Desafios para reduzir os casos de assédio sexual

Enviada em 25/06/2018

Tempos passados a mulher era considerada como um ser “inferior” aos olhos do homem, não havia direito ao voto para elas, logo, não faziam parte de uma sociedade justa e tampouco igualitária. Tardiamente à força feminina foi ganhando destaque, surgiram novas leis entre elas podemos citar a Lei Maria da Penha, diz respeito a justiça ativa da mulher no meio social, entretanto, sabemos que existe outro aspecto que deixam as mulheres em estado vulnerável como, por exemplo, o assédio sexual, este consiste em ofender, perseguir e afetar o gênero feminino.

Segundo dados do Ipea nos últimos nove anos aconteceram mais de 17 mil feminicídios no país, esse cenário problemático interfere na qualidade de vida feminina. A  isso soma-se a insegurança e o medo de serem independentes em ambientes públicos, principalmente meninas jovens na qual sofrem constantemente olhares perturbadores.

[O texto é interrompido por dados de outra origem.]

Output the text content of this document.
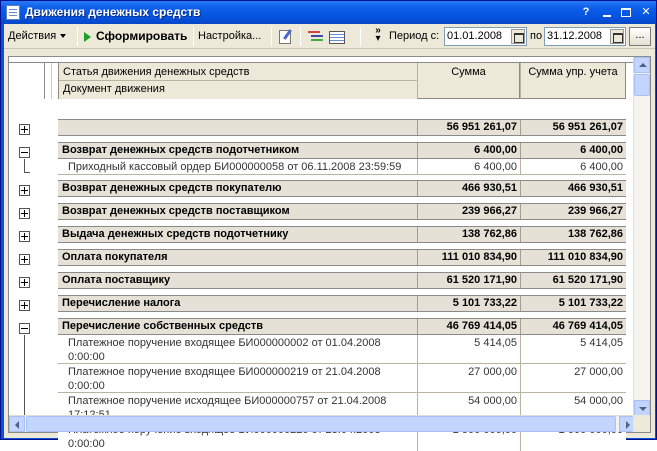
Движения денежных средств	?	✕
Действия	Сформировать Настройка...	»
▾ Период с: 01.01.2008	по 31.12.2008	...
Статья движения денежных средств
Документ движения
Сумма	Сумма упр. учета
56 951 261,07	56 951 261,07
Возврат денежных средств подотчетником	6 400,00	6 400,00
Приходный кассовый ордер БИ000000058 от 06.11.2008 23:59:59	6 400,00	6 400,00
Возврат денежных средств покупателю	466 930,51	466 930,51
Возврат денежных средств поставщиком	239 966,27	239 966,27
Выдача денежных средств подотчетнику	138 762,86	138 762,86
Оплата покупателя	111 010 834,90	111 010 834,90
Оплата поставщику	61 520 171,90	61 520 171,90
Перечисление налога	5 101 733,22	5 101 733,22
Перечисление собственных средств	46 769 414,05	46 769 414,05
Платежное поручение входящее БИ000000002 от 01.04.2008
0:00:00
5 414,05	5 414,05
Платежное поручение входящее БИ000000219 от 21.04.2008
0:00:00
27 000,00	27 000,00
Платежное поручение исходящее БИ000000757 от 21.04.2008	54 000,00	54 000,00

0:00:00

Aproximadamente 85% das mulheres brasileiras sofrem e/ou sofreram toques no seu corpo sem consentimento das mesmas, seja lugares de  trabalhos ou em vias públicas.

O assédio sexual prejudica a vítima tanto no seu bem estar quanto no  psicológico, sentindo-se culpada de tal situação, já o agressor muitas vezes pode ficar impune perante seu ato criminoso. Contudo, denúncias possuem índices baixos, pois mulheres se sentem desconfortáveis e constrangidas. Segundo Paulo Freire “Se a educação sozinha não transforma a sociedade, sem ela, tampouco, a sociedade muda”, ou seja, enquanto alguns homens se comportarem como machistas no meio social haverá “guerra”.

Fica evidente, portanto, a necessidade de haver orientações de seus responsáveis  para que haja compreensão da parte da população de terem consciência de tal ato, assim sendo o início na infância para aprendizagem da educação e no modo de ter uma postura como cidadão.